Comment réagissent les familles des défunts face à ces mesures ?

Particulièrement dans ce contexte sensible, les familles se montrent très compréhensives et compatissantes envers notre personnel. Nous n’avons pas à justifier toutes les mesures.

Des familles sont-elles réfractaires ?

Cela ne s’est pas encore produit.

Qu’avez-vous prévu pour les proches qui ne peuvent pas assister aux obsèques à cause de la limitation ?

Nous organiserons à la fin du confinement des célébrations à la mémoire des défunts. Les familles pourront se réunir et faire acte de mémoire.

Le confinement provoque l’essor des funérailles en streaming : le proposez-vous aux familles endeuillées ?

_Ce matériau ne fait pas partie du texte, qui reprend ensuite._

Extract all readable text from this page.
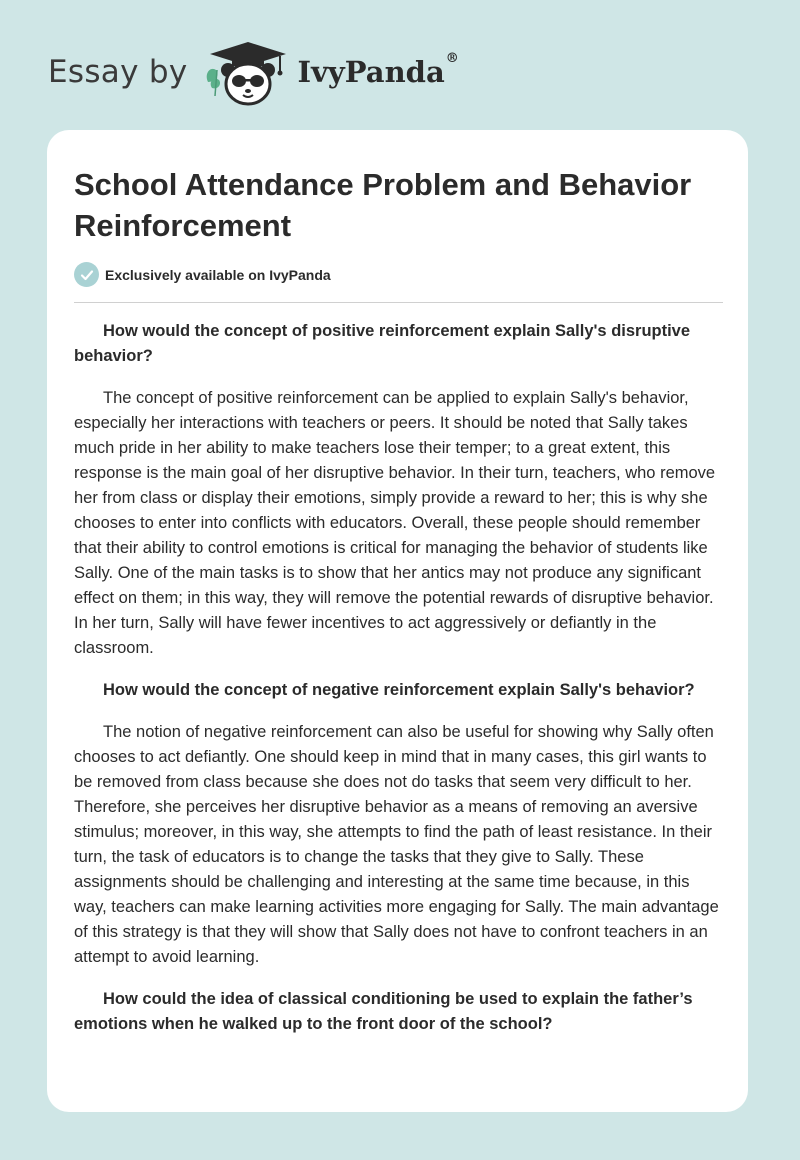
Essay by	IvyPanda®
School Attendance Problem and Behavior Reinforcement
Exclusively available on IvyPanda

How would the concept of positive reinforcement explain Sally's disruptive behavior?

The concept of positive reinforcement can be applied to explain Sally's behavior, especially her interactions with teachers or peers. It should be noted that Sally takes much pride in her ability to make teachers lose their temper; to a great extent, this response is the main goal of her disruptive behavior. In their turn, teachers, who remove her from class or display their emotions, simply provide a reward to her; this is why she chooses to enter into conflicts with educators. Overall, these people should remember that their ability to control emotions is critical for managing the behavior of students like Sally. One of the main tasks is to show that her antics may not produce any significant effect on them; in this way, they will remove the potential rewards of disruptive behavior. In her turn, Sally will have fewer incentives to act aggressively or defiantly in the classroom.

How would the concept of negative reinforcement explain Sally's behavior?

The notion of negative reinforcement can also be useful for showing why Sally often chooses to act defiantly. One should keep in mind that in many cases, this girl wants to be removed from class because she does not do tasks that seem very difficult to her. Therefore, she perceives her disruptive behavior as a means of removing an aversive stimulus; moreover, in this way, she attempts to find the path of least resistance. In their turn, the task of educators is to change the tasks that they give to Sally. These assignments should be challenging and interesting at the same time because, in this way, teachers can make learning activities more engaging for Sally. The main advantage of this strategy is that they will show that Sally does not have to confront teachers in an attempt to avoid learning.

How could the idea of classical conditioning be used to explain the father’s emotions when he walked up to the front door of the school?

Un certain nombre de solutions payantes ont assuré leur promotion ces derniers temps. Mais au-delà de l’écho médiatique, je n’ai pas entendu de la part de confrères en France un recours massif à ces solutions. En revanche, le besoin existe parfois, il ne faut pas le nier. Dans ce cas, une captation par la famille est encouragée, ou l’utilisation de plateformes gratuites de type Facebook live.

Le report des obsèques est-il possible à Monaco ?

Oui, nos installations à l’Athanée nous permettent de faire face à un report d’obsèques de deux semaines.

Comment et où sont placés les corps, en attendant ?

À ce jour nous avons assuré toutes les demandes, sans report d’obsèques. Pour rappel, il en a été de même lors de la canicule en 2003.

Un allongement du délai pour procéder à l’inhumation ou la crémation du défunt a été décidé en France (lire par ailleurs) : qu’en est-il à Monaco ?

À Monaco, nous ne sommes pas concernés par ces dispositions. Les funérailles sont organisées dans les délais habituels.

L’accès au cimetière est-il limité ?

Oui, à 10 personnes pour les obsèques. Mais hors obsèques, l’accès au public du cimetière n’est pas réglementé. La fréquentation du lieu est principalement dévolue aux familles endeuillées.

En France, de nouvelles règles pour les obsèques

En pleine crise sanitaire, le gouvernement français a pris une série de mesures destinées à faciliter le travail des pompes funèbres et éviter toute saturation face à la mortalité due au coronavirus. L’une d’elles permet notamment aux familles qui le souhaitent de reporter jusqu’à six mois les obsèques d’un défunt. Le délai pour procéder à l’inhumation ou la crémation d’un défunt a également été allongé, passant de 6 à 21 jours, voire plus en cas d’accord du préfet. Pour les familles qui souhaitent un délai supplémentaire afin d’organiser des obsèques conformes aux souhaits du défunt, l’inhumation peut même se faire sous six mois si le corps est placé dans un cercueil hermétique. Les préfets ont été chargés d’identifier dans leurs départements des « lieux » capables d’accueillir les corps « dans la dignité dans l’attente de leur inhumation ». Parmi les autres mesures, les cérémonies funéraires dans les cimetières ont été limitées à 20 personnes (employés des pompes funèbres compris). Dans les crématoriums, ce nombre est encore plus réduit puisque les cérémonies sont réservées à l’entourage très proche du défunt. Compte-tenu de ces limitations, certaines entreprises proposent donc aux familles d’assister aux obsèques de chez elles et de pouvoir conserver les images pour les revivre ensemble après le confinement. Pour faciliter le travail des pompes funèbres, l’arrêté prévoit la dématérialisation des autorisations de fermeture de cercueil et d’inhumation. Et le transport des corps avant et après la mise en bière est autorisé sans déclaration préalable. Enfin, les personnels des pompes funèbres font désormais partie des « bénéficiaires prioritaires des personnels protégés », ce qui leur permet d’obtenir tous les moyens nécessaires à leur protection.